More than a looker, it’s a real driver’s car. It competes against a bouquet of egocentric yuppie hatches and sedans like the Audi S3 sedan, 235i BMW and VW’s Golf R. Its competitors can be likened socially to the ‘in crowd’. They have the ‘right’ everything – clothes, shoes, cars, houses and are precious about their images.  The WRX isn’t exactly humble, its urban warrior attrite like its boot spoiler, gun metal coloured 17” rims and flared wheel arches, though bold are defiantly not all for show, but defiantly for the go. Its sports body kit can be likened to Usain Bolt’s office attire – breathable running vest, body forming running leggings and brightly coloured grip hugging running shoes, all necessary and athletically aesthetic. 

Under the skin the WRX is genetically blessed, with its creators putting safety first. Subaru’s crash scorecard is so impressive; it tops the head boy of crash test cars – the Volvo brand.

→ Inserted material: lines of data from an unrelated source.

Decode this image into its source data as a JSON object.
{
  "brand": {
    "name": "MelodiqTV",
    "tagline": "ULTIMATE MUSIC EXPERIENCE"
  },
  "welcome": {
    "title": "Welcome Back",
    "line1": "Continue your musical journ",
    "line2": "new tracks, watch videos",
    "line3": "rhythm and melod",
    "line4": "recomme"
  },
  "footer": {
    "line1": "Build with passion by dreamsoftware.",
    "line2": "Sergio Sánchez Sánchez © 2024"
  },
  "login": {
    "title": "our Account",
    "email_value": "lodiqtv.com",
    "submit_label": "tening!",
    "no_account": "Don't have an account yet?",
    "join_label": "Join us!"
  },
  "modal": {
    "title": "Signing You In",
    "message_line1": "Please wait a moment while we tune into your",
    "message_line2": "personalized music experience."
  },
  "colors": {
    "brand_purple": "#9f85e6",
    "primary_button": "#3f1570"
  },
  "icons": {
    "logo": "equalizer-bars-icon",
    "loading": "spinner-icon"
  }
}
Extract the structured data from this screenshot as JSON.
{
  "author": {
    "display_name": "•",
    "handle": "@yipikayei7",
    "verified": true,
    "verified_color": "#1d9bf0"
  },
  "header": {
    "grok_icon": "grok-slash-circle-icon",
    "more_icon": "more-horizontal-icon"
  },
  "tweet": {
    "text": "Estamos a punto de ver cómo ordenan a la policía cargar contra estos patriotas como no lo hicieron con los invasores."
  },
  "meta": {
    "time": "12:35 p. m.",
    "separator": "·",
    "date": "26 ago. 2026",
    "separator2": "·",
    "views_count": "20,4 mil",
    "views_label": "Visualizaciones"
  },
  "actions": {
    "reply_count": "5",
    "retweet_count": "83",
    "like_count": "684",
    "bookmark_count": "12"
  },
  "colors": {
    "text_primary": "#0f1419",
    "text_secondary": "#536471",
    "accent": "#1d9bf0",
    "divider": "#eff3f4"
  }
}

Subaru also make cars that are designed to glue to the road better than a magnet to a fridge door – can you say tenacious? How they do it is by making Boxer engines, these engines aren’t named after a pair of undies, but do sit as low as a hip hop artist’s jeans in the WRX’s engine bay, giving the car a lower centre of gravity. The Boxer engine configuration is more costly to produce but the payoffs are felt on the road. The WRX also comes standard with another amazing system  – an symmetrical all-wheel drive system that keeps all four wheels planted to the floor at all times.  The system works as well as the Kardashian family’s PR machine at keeping them in the press. The WRX also comes standard with a nifty system called torque vectoring. This system is used in much pricier cars like the Porsche 911. Power out of all wheels means more control at all times. Torque vectoring means when you finally start losing traction on one of your wheels its shifts its power to the remaining wheels with the most grip. The result the car feels like it’s on rails.

All this technical stuff isn’t just talk. At the launch last week we put the WRX through its paces on road and through a gymkhana course. It truly is outstanding and true the car’s campaign slogan ‘pure power in your control’.

Subaru have limited numbers of the WRX which is available in either 6-speed manual or Sport Lineartronic CVT gearbox. They estimate to sell between 25 to 30 WRX’s per month based on the limited stock available. Pricing is very competitive, with the new WRZ retailing at the same price as the outgoing model.

WRX Premium 6MT  R 449 000

WRX Premium Sport Lineartronic™ CVT

R 469 000

 

 

The new Subaru WRX is also available as standard with a 3yr/100 000km warranty and Subaru’s 3yr/ 75 000km maintenance plan, which can be optionally extended at purchase. Service intervals are 15 000km.